L’EXTRAORDINAIRE HISTOIRE DES CORAUX
Les coraux sont aussi mystérieux que magiques. Ils remontent à près de 600 millions d’années. On les retrouve dans les écrits de la Grèce antique chez Aristote, qui les regroupe sous le genre d’«orties de mer » aux côtés des méduses, et dans les Métamorphoses d’Ovide, au travers du mythe de Persée et d’Andromède, où le regard de la Gorgone Méduse (corail en grec : « Gorgeia ») les pétrifia, donnant naissance à des algues molles qui durcissent à l'air.
Au Moyen Âge, la croyance suggérait de cacher dans sa bourse ou dans sa poche un morceau de corail en guise de talisman contre la sorcellerie.

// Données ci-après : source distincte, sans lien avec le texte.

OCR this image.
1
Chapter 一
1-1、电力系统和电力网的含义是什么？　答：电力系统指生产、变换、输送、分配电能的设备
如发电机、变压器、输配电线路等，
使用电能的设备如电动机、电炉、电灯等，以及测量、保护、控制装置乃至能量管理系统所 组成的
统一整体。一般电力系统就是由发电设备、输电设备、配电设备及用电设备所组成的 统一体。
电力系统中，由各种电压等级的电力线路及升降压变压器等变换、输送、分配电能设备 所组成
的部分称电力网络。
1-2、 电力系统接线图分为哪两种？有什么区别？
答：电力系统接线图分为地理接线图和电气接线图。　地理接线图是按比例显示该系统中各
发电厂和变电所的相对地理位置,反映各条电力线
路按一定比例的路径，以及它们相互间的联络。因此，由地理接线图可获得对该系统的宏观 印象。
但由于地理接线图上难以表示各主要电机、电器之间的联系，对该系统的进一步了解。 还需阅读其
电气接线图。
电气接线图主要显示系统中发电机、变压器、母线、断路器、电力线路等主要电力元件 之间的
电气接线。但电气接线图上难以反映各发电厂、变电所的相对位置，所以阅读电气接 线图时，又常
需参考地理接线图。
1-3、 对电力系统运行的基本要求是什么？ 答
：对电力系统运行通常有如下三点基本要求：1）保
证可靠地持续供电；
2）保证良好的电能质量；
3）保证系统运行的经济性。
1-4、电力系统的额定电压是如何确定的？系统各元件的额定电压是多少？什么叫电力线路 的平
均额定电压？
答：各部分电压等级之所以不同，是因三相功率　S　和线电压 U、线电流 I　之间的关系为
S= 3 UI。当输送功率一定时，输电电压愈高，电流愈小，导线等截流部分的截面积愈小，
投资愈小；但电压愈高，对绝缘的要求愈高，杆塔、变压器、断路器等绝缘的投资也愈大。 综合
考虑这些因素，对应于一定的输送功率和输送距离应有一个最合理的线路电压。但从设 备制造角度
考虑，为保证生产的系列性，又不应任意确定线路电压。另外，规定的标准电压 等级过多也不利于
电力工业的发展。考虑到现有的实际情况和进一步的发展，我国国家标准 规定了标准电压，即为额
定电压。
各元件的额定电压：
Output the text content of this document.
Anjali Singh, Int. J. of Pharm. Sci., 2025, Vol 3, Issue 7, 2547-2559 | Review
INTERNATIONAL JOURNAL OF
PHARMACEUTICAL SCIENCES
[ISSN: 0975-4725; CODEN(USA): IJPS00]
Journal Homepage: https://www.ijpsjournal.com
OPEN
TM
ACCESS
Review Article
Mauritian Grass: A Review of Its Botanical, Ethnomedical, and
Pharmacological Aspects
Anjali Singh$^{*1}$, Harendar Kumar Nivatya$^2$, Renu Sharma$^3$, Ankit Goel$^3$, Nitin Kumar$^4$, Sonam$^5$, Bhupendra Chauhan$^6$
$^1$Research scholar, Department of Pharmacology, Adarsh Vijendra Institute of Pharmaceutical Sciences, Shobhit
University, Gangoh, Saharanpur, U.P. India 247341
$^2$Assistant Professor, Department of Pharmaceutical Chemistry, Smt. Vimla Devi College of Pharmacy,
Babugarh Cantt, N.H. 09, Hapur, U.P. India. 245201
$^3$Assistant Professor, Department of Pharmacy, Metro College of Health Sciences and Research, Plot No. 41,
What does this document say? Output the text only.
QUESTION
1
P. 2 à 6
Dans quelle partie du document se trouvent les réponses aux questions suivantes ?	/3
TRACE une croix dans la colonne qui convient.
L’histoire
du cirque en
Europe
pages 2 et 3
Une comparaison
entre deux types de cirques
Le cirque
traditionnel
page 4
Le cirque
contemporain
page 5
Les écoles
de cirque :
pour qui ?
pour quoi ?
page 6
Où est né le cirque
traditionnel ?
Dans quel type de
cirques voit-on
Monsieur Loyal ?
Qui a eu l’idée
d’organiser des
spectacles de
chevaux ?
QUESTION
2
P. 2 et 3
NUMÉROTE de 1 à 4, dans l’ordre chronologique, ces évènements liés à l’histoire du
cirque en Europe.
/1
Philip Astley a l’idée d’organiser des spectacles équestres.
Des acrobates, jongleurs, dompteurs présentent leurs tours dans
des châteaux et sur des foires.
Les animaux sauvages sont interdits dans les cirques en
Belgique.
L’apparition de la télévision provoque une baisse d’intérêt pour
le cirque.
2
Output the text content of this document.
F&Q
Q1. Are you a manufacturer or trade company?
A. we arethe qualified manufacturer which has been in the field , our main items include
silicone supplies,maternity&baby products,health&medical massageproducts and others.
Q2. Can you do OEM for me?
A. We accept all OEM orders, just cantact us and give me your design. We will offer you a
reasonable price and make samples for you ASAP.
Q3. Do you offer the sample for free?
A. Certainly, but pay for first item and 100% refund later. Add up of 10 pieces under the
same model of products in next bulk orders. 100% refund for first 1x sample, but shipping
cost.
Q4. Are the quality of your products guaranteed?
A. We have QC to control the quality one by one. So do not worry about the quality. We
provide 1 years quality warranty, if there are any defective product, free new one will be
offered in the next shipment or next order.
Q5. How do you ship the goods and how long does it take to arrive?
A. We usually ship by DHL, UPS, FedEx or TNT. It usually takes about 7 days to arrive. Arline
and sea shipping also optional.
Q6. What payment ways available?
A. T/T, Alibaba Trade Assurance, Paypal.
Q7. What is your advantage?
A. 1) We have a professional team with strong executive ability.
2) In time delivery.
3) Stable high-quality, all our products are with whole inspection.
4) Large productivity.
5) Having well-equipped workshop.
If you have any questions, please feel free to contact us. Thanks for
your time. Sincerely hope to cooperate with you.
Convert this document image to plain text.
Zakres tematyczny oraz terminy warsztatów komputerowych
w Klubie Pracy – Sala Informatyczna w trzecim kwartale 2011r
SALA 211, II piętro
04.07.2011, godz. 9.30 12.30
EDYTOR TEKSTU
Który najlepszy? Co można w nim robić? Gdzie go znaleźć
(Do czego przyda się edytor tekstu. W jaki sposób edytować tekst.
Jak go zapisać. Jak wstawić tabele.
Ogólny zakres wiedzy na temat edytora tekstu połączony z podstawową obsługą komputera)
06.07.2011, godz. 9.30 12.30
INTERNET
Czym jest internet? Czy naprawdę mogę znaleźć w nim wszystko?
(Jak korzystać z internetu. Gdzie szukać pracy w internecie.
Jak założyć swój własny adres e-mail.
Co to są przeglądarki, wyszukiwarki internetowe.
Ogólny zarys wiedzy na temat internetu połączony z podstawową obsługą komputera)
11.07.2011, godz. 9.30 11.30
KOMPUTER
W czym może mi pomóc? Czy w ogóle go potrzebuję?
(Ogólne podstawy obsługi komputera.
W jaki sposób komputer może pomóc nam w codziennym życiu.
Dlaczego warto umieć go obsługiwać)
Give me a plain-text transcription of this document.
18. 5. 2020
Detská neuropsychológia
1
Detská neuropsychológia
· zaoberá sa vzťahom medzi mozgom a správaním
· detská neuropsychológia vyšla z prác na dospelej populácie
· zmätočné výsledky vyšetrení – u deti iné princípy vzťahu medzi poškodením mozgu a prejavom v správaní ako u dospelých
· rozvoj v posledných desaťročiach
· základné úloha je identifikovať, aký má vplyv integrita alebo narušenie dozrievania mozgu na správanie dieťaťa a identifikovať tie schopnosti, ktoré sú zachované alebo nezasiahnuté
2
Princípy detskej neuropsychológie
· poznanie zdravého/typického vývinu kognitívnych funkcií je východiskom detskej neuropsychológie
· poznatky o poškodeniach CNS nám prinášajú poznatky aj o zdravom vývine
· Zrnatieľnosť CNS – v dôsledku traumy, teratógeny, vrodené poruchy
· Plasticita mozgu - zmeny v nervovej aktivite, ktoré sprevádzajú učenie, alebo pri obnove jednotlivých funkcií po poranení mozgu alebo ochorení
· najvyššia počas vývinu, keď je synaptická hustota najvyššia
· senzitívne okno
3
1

Aujourd’hui, nous savons que le corail est à la fois un animal, un végétal et un minéral qui appartient à la famille des cnidaires (groupe d'animaux marins, ou, plus rarement, d'eau douce, au corps mou, simple, constitué d'une bouche entourée de tentacules).
Le mode de vie des coraux semble rythmé par deux activités principales : se nourrir, et participer à la construction du squelette commun à la colonie (les coraux solitaires sont plutôt rares). Ils sont de ce fait à la recherche de la lumière.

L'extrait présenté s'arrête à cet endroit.